Woodford not paid by investors in his Patient Capital Trust
Neil Woodford will not be paid by investors in his Patient Capital Trust after stock market turbulence dented the fund performance of Britain’s best-known asset manager last year.
The trust, which launched in April 2015 with an innovative fee structure that only charges investors if it performs strongly, lost 11.8 per cent over the past 11 months.
The fund additionally does not charge investors an annual management fee, in contrast to most other investment products.
A spokesperson for Woodford Investment Management confirmed that there would be “no performance fee charge” for investors for 2015. The trust mainly specialises in early-stage investment opportunities and the performance fee is set at 15 per cent for any gains over 10 per cent.
Andrew Clare, who holds the chair in asset management at Cass Business School, said: “[Mr Woodford’s] investors will be comforted a little to know that he is suffering with them. Normally for managers it’s ‘tails I win and heads I win too’.”
Investors only pay 0.1 per cent to cover costs such as custody and depositary fees. “The firm doesn’t get a penny from it [the 0.1 per cent fee],” said the spokesperson.

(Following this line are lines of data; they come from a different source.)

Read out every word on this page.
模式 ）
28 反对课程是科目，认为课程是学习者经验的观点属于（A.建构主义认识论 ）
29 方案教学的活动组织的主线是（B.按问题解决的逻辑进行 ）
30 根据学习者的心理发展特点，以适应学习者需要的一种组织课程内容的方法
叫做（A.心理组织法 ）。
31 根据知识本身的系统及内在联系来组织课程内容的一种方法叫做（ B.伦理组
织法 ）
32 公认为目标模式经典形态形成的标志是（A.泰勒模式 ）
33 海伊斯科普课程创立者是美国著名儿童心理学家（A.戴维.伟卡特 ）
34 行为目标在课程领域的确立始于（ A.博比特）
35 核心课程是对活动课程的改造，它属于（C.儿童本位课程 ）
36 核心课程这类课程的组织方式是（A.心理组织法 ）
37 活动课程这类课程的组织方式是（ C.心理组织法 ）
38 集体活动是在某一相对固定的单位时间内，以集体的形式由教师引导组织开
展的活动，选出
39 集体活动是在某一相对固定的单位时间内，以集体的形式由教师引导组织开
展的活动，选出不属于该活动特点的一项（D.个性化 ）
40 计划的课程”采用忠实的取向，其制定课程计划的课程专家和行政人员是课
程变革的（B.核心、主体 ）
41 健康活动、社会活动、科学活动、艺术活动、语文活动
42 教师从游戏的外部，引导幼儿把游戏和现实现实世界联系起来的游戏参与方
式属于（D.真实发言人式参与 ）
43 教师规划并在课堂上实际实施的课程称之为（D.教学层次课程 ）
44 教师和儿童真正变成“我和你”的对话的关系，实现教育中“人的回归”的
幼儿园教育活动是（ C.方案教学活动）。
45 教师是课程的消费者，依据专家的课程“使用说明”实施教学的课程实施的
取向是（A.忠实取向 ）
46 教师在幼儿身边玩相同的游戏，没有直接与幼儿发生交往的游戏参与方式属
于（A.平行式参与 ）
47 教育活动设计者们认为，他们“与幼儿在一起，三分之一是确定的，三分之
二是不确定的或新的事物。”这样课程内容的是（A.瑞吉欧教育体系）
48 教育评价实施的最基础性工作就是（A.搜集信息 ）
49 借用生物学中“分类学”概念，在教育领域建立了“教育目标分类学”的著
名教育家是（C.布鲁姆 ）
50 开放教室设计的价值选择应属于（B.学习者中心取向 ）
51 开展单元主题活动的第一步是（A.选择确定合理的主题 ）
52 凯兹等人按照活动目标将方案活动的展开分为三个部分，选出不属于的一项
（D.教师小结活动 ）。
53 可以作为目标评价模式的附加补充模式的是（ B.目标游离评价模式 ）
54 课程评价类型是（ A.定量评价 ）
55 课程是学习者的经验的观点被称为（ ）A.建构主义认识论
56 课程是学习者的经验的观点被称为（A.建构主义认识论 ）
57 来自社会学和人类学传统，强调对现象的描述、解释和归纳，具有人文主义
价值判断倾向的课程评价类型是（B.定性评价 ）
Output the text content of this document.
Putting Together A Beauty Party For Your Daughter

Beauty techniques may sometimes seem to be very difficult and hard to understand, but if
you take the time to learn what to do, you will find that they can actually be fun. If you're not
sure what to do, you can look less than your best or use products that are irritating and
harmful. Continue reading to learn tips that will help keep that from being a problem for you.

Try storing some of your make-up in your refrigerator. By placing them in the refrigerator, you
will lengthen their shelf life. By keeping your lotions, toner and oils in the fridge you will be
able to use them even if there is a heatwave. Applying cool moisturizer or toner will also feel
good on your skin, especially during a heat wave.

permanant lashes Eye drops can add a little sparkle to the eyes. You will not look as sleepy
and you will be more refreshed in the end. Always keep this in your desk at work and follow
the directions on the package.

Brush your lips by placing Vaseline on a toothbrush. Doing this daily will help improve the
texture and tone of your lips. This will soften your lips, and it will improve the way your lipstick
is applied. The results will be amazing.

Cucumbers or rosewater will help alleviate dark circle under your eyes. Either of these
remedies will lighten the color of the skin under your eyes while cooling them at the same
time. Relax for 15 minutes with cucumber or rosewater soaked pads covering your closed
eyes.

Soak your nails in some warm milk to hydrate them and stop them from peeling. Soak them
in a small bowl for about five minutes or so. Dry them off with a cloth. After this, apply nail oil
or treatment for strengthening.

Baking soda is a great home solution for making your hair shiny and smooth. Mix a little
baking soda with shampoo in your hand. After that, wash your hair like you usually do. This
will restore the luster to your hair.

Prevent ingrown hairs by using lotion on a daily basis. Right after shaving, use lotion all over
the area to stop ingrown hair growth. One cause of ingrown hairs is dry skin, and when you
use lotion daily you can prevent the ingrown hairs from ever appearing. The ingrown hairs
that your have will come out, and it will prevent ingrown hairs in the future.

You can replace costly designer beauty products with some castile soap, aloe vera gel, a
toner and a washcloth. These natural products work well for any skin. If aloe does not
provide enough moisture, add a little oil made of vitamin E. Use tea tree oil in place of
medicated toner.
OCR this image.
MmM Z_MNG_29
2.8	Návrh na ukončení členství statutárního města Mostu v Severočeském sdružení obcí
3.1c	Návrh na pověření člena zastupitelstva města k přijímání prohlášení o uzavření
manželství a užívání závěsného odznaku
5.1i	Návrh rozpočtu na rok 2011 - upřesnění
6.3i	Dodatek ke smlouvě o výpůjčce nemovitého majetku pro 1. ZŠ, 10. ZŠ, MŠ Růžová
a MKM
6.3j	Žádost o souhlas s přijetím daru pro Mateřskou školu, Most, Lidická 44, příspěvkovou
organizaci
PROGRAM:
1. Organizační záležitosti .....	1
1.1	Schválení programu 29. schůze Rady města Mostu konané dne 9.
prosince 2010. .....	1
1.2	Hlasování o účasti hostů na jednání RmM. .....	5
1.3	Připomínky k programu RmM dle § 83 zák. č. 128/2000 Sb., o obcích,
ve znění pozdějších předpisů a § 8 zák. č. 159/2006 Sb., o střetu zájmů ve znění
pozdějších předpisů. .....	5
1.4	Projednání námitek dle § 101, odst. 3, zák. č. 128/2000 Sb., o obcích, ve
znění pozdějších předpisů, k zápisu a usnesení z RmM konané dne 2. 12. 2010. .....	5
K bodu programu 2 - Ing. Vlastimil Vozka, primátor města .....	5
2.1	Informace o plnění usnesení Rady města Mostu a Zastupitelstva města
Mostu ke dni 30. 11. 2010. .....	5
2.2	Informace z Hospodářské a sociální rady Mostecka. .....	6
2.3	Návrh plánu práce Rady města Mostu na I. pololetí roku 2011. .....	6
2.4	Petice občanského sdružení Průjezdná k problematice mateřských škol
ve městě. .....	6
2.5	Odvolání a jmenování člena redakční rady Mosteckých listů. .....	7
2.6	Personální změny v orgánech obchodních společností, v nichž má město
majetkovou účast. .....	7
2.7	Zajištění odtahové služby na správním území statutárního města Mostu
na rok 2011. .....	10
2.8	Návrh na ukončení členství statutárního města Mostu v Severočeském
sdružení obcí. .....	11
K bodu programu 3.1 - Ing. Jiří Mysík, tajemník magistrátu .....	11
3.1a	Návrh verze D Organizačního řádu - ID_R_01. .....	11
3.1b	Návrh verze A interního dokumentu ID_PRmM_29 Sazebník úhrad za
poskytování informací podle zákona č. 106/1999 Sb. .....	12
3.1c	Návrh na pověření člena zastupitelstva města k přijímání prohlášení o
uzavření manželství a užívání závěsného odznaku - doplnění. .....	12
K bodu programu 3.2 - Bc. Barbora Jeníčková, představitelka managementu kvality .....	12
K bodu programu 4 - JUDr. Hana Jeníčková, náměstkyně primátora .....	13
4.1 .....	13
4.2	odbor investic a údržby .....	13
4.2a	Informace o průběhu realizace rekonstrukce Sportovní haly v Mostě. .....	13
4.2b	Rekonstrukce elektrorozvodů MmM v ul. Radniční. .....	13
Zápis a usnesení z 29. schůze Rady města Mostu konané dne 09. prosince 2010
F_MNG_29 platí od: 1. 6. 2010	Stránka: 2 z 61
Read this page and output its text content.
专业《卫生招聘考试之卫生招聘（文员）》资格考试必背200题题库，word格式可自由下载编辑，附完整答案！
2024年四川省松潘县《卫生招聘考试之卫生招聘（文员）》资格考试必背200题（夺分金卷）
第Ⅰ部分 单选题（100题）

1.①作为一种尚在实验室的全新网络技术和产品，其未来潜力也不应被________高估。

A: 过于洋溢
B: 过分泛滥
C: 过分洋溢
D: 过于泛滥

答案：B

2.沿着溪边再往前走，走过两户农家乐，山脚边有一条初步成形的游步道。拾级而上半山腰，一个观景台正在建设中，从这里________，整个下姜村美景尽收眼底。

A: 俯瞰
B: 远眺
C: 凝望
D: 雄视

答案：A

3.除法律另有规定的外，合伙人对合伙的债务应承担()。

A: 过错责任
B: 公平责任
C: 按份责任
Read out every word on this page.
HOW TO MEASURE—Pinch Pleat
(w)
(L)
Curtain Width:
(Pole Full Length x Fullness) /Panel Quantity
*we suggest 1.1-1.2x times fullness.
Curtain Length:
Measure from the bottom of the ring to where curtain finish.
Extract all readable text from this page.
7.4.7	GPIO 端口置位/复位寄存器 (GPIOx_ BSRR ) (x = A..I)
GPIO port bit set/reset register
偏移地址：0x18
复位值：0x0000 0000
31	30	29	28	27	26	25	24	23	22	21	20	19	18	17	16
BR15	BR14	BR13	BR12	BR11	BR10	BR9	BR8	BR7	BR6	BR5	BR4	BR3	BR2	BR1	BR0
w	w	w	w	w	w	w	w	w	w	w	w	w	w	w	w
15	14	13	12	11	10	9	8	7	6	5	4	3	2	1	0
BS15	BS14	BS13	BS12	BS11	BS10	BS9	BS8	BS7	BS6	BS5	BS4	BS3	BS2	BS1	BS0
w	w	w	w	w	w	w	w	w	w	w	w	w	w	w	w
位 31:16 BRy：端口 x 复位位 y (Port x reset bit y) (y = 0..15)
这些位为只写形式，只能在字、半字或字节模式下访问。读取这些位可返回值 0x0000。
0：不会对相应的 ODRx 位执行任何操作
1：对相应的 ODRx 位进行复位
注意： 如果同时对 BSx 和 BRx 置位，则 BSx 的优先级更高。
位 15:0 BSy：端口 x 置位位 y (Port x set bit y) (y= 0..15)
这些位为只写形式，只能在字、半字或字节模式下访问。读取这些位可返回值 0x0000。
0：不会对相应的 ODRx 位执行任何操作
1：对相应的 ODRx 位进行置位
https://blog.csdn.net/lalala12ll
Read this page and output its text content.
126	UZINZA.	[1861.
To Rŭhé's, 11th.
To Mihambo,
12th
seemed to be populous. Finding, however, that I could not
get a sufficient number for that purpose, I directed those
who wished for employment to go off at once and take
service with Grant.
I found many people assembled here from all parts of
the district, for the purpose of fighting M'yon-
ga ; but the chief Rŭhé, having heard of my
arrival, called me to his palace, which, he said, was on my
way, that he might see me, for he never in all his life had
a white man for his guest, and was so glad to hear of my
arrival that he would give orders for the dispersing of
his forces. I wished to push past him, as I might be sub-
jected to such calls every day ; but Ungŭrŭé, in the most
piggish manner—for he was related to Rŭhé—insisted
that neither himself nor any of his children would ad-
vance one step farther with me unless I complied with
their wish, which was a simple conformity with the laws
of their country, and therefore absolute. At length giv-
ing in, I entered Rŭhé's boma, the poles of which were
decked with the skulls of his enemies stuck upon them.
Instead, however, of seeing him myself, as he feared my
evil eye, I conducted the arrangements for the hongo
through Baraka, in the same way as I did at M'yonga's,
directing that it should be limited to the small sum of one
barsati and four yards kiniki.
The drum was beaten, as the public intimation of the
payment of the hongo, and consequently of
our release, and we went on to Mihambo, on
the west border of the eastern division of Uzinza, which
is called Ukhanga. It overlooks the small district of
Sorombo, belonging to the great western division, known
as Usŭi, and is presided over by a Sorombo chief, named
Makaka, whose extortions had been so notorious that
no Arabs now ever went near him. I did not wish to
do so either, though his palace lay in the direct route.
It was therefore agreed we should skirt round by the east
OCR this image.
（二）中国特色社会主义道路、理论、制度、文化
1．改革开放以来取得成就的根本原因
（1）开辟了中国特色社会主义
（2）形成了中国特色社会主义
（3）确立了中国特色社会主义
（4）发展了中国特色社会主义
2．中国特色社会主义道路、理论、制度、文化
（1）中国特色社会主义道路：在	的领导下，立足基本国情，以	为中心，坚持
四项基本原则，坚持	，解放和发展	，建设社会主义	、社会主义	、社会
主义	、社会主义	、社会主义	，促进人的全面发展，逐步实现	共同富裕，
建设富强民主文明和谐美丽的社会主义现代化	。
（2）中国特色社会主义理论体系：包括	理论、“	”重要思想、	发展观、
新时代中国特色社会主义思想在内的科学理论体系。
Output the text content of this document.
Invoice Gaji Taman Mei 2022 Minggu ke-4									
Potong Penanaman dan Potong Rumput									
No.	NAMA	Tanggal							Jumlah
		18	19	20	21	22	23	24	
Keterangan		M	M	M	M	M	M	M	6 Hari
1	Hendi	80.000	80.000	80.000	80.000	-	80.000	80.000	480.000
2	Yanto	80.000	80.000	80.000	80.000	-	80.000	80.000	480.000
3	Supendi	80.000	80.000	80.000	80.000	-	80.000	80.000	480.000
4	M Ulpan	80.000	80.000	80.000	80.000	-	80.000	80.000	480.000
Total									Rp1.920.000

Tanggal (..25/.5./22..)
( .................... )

Despite receiving no money for almost a year’s worth of work, the fund house said it has no plans to change the fee structure on the trust.
“The rationale for the fee structure remains very much intact. It aligns the fund manager and investor, reflecting the conviction Woodford has in this uniquely attractive long-term investment opportunity,” the company said.
Martin Bamford, managing director of Informed Choice, an independent financial adviser, said Mr Woodford is betting that he will win back any revenue losses over time.
“No doubt Mr Woodford has a reasonable expectation he will eventually earn higher fees than the conventional fee structure would have allowed.”
Patient Capital has been hit by a series of problems since launch, including controversy over its investment in a US biotech company that has been accused of financial misconduct.
Last year, Mr Woodford attempted to get a former FBI agent on to the board of Northwest Biotherapeutics, which had seen its share price fall by almost half in just three months.
Patient Capital has shrunk from £800m when it launched in 2015 to about £714m today, while its net asset value is down 13.2 per cent over the past six months.
Laith Khalaf, senior analyst at Hargreaves Lansdown, a fund supermarket, said: “[Mr Woodford] would have wanted a better start for the fund, but the past 12 months have not been kind to share prices.”
However, Darius McDermott, managing director of Chelsea Financial Services, a fund supermarket, said he did not think investors would be spooked. “One year of bad performance should not be any issue whatsoever for longer-term investors,” he added.
The lack of revenues from Patient Capital will be offset by Mr Woodford’s flagship fund, the £8.28bn Woodford Equity Income product, which does charge an annual management fee.
“[Mr Woodford and his team] are helped out by the fact that the Woodford Equity Income fund does charge an annual fee and which can keep the wheels turning until such time as things turn around for the Patient Capital Trust,” said Mr Khalaf.
Mr McDermott agreed: “There are plenty of fees being earned across the group to allow them to have this interesting fee structure.”